Look up the word redundancy and you’ll find a bunch of negative-sounding synonyms like repetition, duplication, excessive, superfluous, no longer necessary… but also a few positive phrases like ‘alternatives in case of failure’, ‘circumvent transmission errors’, etc.

True to the definition, redundancy is often perceived as something negative and wasteful. And it can be. But sometimes it saves your ass! I like to call those instances where redundancy is helpful and necessary cases of “smart redundancy”.

Electronics is definitely one of those saving places. I’m finding this a lot lately as I grope my way around putting LEDs on clothes. I’m a relative noob at this, having made only 2 LEDs-on-clothes projects so far. One thing I’m realizing is that to really make this work I need repetition and back-up-plans, because failure is just too likely in a number of ways.
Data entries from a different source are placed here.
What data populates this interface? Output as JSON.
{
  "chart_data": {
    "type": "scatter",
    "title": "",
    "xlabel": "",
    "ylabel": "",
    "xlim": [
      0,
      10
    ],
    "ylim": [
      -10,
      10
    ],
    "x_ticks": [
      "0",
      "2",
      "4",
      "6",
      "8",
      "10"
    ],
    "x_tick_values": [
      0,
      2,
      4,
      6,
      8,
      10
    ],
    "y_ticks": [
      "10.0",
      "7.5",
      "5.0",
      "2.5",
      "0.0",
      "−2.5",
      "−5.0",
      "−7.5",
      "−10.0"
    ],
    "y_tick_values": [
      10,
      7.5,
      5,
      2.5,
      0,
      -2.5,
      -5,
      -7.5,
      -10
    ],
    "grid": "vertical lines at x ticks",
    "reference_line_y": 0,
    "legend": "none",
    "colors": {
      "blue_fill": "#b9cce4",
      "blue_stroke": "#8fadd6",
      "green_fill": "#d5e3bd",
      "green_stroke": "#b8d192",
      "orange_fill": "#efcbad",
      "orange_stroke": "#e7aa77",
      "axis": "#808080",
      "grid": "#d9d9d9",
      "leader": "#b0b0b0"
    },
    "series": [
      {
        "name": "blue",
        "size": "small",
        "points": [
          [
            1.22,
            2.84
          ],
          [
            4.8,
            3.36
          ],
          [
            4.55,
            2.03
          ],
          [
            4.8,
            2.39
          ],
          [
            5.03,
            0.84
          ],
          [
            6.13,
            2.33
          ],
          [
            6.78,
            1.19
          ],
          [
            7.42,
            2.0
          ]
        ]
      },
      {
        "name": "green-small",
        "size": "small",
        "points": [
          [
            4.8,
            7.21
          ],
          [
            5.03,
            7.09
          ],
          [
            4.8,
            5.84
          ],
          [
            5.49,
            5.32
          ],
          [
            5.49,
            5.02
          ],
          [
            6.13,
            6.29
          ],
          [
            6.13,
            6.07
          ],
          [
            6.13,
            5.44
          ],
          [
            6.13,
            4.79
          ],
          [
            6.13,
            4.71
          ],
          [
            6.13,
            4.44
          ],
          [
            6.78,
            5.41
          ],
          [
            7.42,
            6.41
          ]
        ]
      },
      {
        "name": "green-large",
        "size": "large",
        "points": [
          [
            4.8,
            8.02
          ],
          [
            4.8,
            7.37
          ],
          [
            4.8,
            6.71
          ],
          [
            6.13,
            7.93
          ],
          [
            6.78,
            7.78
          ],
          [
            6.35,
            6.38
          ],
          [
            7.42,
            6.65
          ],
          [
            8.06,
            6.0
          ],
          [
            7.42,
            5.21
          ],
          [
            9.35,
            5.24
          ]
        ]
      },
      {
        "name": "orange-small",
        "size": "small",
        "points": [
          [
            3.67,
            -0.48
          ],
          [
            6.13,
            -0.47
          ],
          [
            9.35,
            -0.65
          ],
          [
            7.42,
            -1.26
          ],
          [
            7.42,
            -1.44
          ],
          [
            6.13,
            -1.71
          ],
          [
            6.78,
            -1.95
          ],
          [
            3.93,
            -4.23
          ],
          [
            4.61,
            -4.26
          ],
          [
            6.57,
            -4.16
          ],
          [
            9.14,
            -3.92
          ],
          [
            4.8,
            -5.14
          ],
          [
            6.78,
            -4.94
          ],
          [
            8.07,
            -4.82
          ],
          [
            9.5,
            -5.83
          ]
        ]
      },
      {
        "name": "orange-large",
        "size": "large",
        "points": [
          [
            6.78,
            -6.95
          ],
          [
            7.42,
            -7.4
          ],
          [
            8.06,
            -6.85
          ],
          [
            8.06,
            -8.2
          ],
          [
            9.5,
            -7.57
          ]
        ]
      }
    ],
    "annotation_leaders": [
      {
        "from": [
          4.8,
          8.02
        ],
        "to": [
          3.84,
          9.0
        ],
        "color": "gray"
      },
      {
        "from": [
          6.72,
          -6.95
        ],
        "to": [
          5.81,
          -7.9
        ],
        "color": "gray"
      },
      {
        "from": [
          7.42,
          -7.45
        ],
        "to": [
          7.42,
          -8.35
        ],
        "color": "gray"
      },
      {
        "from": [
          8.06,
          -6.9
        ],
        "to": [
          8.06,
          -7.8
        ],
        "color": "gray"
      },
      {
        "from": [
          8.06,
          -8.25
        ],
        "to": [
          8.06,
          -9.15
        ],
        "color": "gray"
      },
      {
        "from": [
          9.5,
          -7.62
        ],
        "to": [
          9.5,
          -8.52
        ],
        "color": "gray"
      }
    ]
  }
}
For one, what you use to connect the LEDs to each other and to your power source and microcontroller could stump you. For both of my first projects I’ve used phone wire – already insulated, light-weight, and free because I already had a bunch on hand. But another good thing about phone wire is there are multiple strands of copper wire. A friend of mine tried a project with only single-stranded wire and found it flaked out on her all too often, plus the LEDs were not as bright.

The circuit itself is something else where I have yet to figure out how to work in the right type of redundancy. One LED shorting out can sometimes bring the whole thing down. Finding the problem LED(s) can prove difficult too.

My biggest dilemma is finding solutions to these sorts of problems. What’s the point of putting lights on clothes if the lights don’t work?!

Backside of an RGB with phone wire

Backside of an RGB with phone wire


Of course redundancy can have its dark side – such as supporting duplicative databases at a large corporation anxious to please its shareholders. But even then you’d better have a backup plan and sometimes you find hidden misconceptions and learn things you wouldn’t have known if you weren’t consolidating. You also need to decide how much redundancy is enough based on your situation. Being locked out of my garage because my backup opener failed tells me either I didn’t have enough redundancy and/or I shouldn’t have blown off fixing the first one!